Nobody has yet been prosecuted for the failure of Anglo Irish Bank or Irish Nationwide Building Society or the wider banking crisis that has landed a €64 billion bill on the public.

The investigations into the collapse of Anglo have been ongoing since February 2009.

Mr Elderfield said the prosecution of people had lagged behind the growing number of financial firms to have been sanctioned over recent years and that criminal cases were still a long way from a successful conclusion. The Central Bank and Financial Regulator before it had imposed financial sanctions on just seven people in the past decade, he said.

He questioned whether the authorities should, like the UK regulator, consider introducing “some degree of presumptive liability or sanctions for directors of banks which failed and required public support.”

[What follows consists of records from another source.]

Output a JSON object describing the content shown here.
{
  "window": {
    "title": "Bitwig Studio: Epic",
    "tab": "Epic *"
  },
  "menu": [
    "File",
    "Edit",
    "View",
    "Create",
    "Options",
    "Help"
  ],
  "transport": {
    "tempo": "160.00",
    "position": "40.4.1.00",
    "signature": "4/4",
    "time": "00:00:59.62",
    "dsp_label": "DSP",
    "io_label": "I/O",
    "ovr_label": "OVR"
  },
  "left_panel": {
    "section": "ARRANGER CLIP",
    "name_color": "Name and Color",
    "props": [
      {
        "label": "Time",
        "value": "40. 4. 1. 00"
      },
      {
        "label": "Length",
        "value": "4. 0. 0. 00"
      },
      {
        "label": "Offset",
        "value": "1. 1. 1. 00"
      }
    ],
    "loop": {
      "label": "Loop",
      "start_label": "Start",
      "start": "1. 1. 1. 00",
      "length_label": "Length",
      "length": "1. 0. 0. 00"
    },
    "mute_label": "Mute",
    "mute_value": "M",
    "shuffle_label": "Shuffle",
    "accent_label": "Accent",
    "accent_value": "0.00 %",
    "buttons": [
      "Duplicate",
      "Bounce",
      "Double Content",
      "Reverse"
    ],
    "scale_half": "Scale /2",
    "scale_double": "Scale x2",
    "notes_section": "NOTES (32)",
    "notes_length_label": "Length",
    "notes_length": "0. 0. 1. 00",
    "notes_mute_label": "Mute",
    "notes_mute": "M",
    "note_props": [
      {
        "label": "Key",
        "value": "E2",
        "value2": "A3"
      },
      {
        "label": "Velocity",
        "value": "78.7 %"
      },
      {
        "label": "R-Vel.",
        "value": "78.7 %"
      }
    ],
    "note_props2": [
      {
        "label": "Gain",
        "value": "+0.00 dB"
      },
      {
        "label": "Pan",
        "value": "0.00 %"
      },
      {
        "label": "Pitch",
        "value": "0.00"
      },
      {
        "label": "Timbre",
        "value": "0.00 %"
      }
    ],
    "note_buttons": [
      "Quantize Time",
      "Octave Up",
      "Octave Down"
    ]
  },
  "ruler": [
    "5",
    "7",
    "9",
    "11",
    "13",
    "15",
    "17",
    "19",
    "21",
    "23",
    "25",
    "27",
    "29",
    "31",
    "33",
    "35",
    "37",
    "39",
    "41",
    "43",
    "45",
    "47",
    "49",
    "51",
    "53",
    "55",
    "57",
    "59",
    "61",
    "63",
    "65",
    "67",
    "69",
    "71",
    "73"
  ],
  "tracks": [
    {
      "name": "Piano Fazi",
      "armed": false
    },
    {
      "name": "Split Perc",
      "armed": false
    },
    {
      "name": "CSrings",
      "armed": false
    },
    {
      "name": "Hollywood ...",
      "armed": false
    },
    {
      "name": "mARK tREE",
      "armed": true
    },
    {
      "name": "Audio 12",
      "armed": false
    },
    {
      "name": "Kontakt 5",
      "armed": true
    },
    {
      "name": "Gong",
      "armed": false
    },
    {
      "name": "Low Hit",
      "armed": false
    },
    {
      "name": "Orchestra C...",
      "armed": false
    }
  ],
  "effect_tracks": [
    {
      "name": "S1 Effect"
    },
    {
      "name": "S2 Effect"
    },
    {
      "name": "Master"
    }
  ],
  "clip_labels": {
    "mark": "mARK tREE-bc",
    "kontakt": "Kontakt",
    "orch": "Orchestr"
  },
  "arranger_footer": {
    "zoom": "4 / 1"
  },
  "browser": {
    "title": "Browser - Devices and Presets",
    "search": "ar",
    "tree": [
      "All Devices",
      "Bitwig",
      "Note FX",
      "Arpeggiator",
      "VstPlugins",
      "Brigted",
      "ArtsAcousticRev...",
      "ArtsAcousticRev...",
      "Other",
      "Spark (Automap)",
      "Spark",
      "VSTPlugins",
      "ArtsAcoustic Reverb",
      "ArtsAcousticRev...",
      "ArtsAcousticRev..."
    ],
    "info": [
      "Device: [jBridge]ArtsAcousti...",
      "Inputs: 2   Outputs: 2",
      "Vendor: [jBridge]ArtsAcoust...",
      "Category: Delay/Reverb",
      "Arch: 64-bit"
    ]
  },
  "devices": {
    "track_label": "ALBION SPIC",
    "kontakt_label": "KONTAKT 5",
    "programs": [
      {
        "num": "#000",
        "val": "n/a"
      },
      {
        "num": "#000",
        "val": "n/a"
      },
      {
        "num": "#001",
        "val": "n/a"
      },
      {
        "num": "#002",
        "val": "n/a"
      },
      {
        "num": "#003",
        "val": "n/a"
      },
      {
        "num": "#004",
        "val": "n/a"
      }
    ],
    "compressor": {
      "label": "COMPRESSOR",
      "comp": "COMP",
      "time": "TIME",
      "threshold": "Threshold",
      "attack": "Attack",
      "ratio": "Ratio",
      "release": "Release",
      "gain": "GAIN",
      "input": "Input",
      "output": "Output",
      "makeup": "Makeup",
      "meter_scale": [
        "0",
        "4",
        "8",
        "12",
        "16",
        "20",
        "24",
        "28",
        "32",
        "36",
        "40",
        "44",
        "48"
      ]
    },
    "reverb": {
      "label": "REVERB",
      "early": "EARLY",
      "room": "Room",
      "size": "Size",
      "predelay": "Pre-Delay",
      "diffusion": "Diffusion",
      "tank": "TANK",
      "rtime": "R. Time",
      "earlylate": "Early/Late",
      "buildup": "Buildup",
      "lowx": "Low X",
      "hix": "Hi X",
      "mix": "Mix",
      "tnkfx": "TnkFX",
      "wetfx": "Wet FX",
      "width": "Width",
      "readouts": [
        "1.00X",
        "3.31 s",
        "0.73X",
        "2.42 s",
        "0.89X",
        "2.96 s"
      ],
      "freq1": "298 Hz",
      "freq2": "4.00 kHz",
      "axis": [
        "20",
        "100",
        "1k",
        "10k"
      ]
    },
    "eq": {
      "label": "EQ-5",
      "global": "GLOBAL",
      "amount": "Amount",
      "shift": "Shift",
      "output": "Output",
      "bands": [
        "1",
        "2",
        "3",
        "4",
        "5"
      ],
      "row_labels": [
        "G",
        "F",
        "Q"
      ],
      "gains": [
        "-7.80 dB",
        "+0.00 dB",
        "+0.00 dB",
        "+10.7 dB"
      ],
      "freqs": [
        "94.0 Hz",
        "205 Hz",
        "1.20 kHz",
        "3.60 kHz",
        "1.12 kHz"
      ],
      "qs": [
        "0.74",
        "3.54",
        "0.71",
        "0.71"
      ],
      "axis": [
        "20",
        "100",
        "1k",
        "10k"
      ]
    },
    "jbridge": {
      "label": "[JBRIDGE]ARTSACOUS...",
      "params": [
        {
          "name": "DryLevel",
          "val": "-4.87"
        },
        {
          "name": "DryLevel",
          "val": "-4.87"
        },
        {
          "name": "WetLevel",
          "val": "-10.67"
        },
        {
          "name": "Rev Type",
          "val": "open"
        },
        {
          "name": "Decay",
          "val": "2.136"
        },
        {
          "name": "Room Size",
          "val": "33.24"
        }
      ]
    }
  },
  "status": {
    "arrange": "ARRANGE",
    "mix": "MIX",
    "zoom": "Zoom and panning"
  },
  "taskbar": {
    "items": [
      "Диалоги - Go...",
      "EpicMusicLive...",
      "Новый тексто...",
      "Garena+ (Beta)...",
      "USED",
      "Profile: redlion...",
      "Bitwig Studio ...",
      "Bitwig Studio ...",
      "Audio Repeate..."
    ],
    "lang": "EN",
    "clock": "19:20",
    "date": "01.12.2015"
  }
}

He queried whether there should be a general offence, either civil or criminal, for reckless trading of a financial firm.

He said this was a chance to question “how we can raise our collective game to ensure that we have a truly effective enforcement system that delivers deterrence where it really counts: at the door of the individual who breaks the rules”.

It was “only then will we be able to take comfort that we have created a system that will help deter the origins of the next financial crisis”.

The financial crisis should be a “catalyst” to create a “truly effective system to assist in the fight against white-collar crime, bringing with it individual responsibility for the actions of persons who hold senior positions in financial institutions”.